All year I’ve been finishing volumes of my beloved Britannica Great Books set. Greek drama. Plato. Volume I of Gibbon. This month I’m finishing up Plutarch’s Parallel Lives. I enjoyed the ancient biographer’s account of Brutus immensely when I read it last week. It might have helped that I knew something about Brutus already – and had known for quite a while. But here he isn’t just the side character who delivers the most unkindest cut in someone else’s story. Here Brutus is the main attraction. And in Plutarch’s hands, his story just builds and builds in a most compelling way.
Plutarch gives Brutus the best possible treatment. During the scrap between Julius Caesar and Pompey, Brutus changes sides but finds favor with Caesar after Pompey’s death because Caesar knows he had the purest motive for siding with the enemy. But then the people start calling for a descendant of Junius Brutus, the kingslayer, to free them from a return of royalty. If the reader wonders, even after learning of this tremendous social pressure, how Brutus can participate in the assassination of the man who has forgiven him so generously, Plutarch answers with a positive spin: Brutus loved his country and hated tyranny so much, he even consented to killing a man he personally admired. The country seems grateful at first until Marc Antony turns them against Brutus with his funeral oration the next day. (Are we surprised that Shakespeare altered the documented chronology in order to suit his dramatic purposes?) So poor Brutus, a victim to mob opinion once more, flees Italy. What’s more, he now finds that “young Caesar” (i.e. Octavius Caesar, soon to be Caesar Augustus) may be just as bad as his predecessor, so he gathers an army in the East and approaches the capital. When captured, he falls on his own sword. All these actions Plutarch commends as most virtuous. In his eye, Brutus is indeed “an honourable man.”

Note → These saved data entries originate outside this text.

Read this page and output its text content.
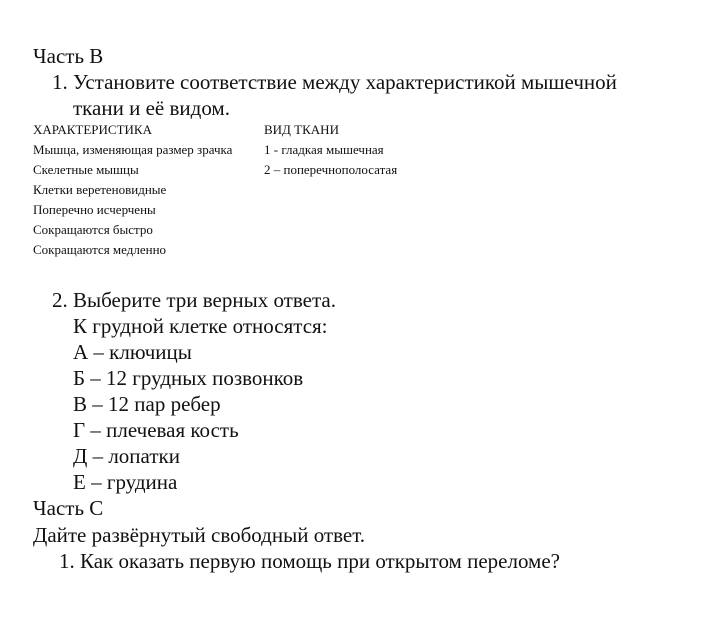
Часть В
1. Установите соответствие между характеристикой мышечной
ткани и её видом.
ХАРАКТЕРИСТИКА
Мышца, изменяющая размер зрачка
Скелетные мышцы
Клетки веретеновидные
Поперечно исчерчены
Сокращаются быстро
Сокращаются медленно
ВИД ТКАНИ
1 - гладкая мышечная
2 – поперечнополосатая
2. Выберите три верных ответа.
К грудной клетке относятся:
А – ключицы
Б – 12 грудных позвонков
В – 12 пар ребер
Г – плечевая кость
Д – лопатки
Е – грудина
Часть С
Дайте развёрнутый свободный ответ.
1. Как оказать первую помощь при открытом переломе?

Not everyone agrees, though. I’m preparing my first lesson on The Divine Comedy for the world-lit class I’m teaching to home-schoolers. Just after finishing Plutarch’s account, I opened up Inferno to a random page, and my eyes fell immediately on a passage reminding me that Dante placed Brutus and co-conspirator Cassius in the lowest circle of Hell: the place devoted to sinners who broke faith and betrayed others.
As good as Plutarch’s story of Brutus is, I find my mind wandering as I read the next life in the book, that of Achaian League champion Aratus. Why do I care about finishing this book? I asked myself. In one nostalgic fit of wool-gathering, I held my place with my finger and turned the pages back to the first few biographies, just to see what notes I had written in the margins nine years ago. There I found exactly the kind of story that led me to read all of Plutarch: the account of Croesus and Solon. I first learned of King Croesus of Lydia in Herodotus’ wonderful Histories. But I’ve seen his name invoked many times since, especially in novels. I think he must have been much more commonly known in the past; I’m sure one of the Austen girls describes some local gentleman as “rich as Croesus.” Croesus was rich indeed and proud of his riches. When meeting Solon the lawgiver, he took offense that the philosophical Solon refused to praise him on account of his amassed wealth. Did this petty man not know greatness when he sees it?
But, as Plutarch points out, all the king’s riches did nothing to stop Cyrus’s Persian tide from rolling westward. As Cyrus prepares to kill Croesus, the captive king shouts out Solon’s name three times. Curious, Cyrus halts the proceedings and asks who or what this Solon might be. Croesus identifies him as a teacher who once tried to warn him not to take pride in uncertainties nor to think himself happy until he came to the end of his life. Wondering at such great wisdom made manifest before his eyes, Cyrus releases his captive and showers him with honors the rest of his life. Thus, concludes Plutarch, “Solon had the glory, by the same saying, to save one king and instruct another.”